Broer Theodorus is een maand eerder, op 23 maart 1840,
met ontslag uit de kolonie Veenhuizen vertrokken.
Om meer landbouwervaring op te doen, wordt Reinier van Nispen op
14 juni 1843 overgeplaatst naar een van de grote
boerderijen op het terrein van de Ommerschans. Hij inwonend op
boerderij nummer 6 - zie de locatie op dit kaartje - bij
het gezin van de hoevenaar Willem van den Bosch en Johanna de Plot
en staat ingeschreven op folio 3 van het hoevenaarsgedeelte van
invnr 1582 (geen scans).
Op 19 maart 1844 gaat hij terug naar Wateren en daar
maakt hij het overlijden van Van Wolda - door Reinier van Nispen
zo roerend beschreven - mee..
Inmiddels is hij de leeftijd (20 jaar) waarop normaliter
weeskinderen uit Veenhuizen ontslagen worden, al gepasseerd. Maar
hij wil niet weg, hij is bang de gewone maatschappij in te gaan.
Dat wordt gemeld op de ontslagvoordracht voor 1844, en
daarover heeft de permanente commissie vragen, invnr 302 scan 340:
R. van Nispen. Deze jongeling verlangt eene plaatsing in de kolonien en de Instituteur te Wateren ondersteunt dit verlangen.

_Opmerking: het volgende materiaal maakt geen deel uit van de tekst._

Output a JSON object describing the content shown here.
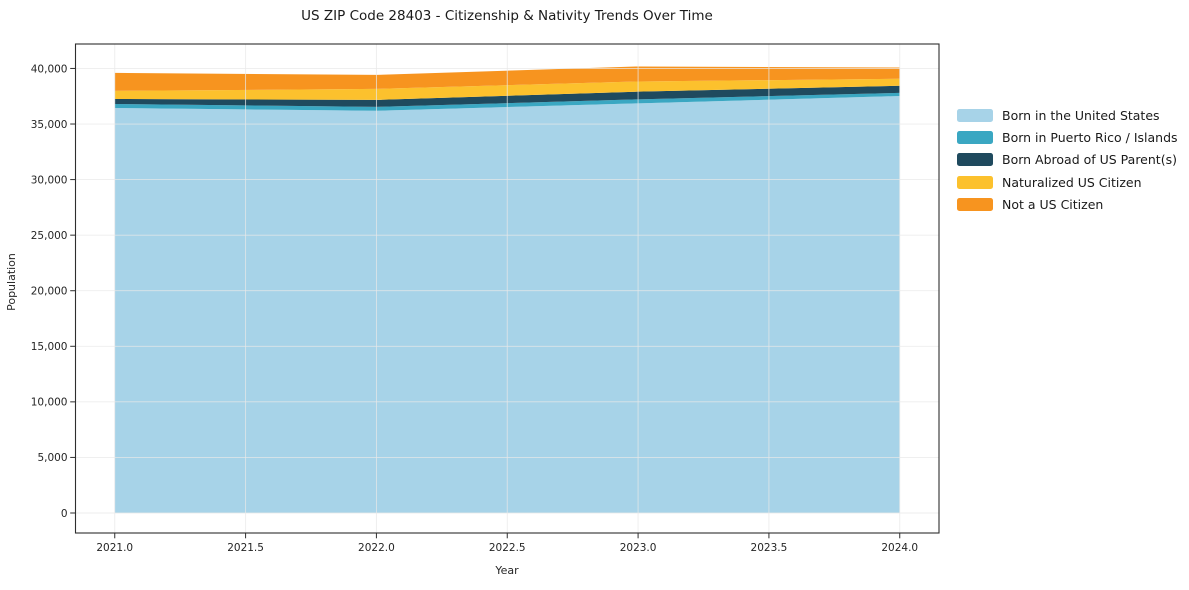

De permanente commissie zou daaromtrent gaarne de consideratien des Directeurs wenschen te ontvangen.
Ernaast geeft de directeur de gevraagde mening:
Ook de Directeur zou gaarne zien dat enkele veelbelovende kweekelingen voor den landbouw in de kolonien konden behouden worden, overeenkomstig een daaromtrent bestaand besluit van de P.C., maar, om de kostbaarheid zelve, wordt daaraan geen gevolg gegeven;
want dan moesten dezulken bij hoevenaars voordeelig genoeg, dat zij eene plaatsing van hoevenaars en vervolgens als wijkmeesters op verderen leeftijd konden afwachten, worden ingedeeld en vervolgens met zulk eene bevordering begunstigd.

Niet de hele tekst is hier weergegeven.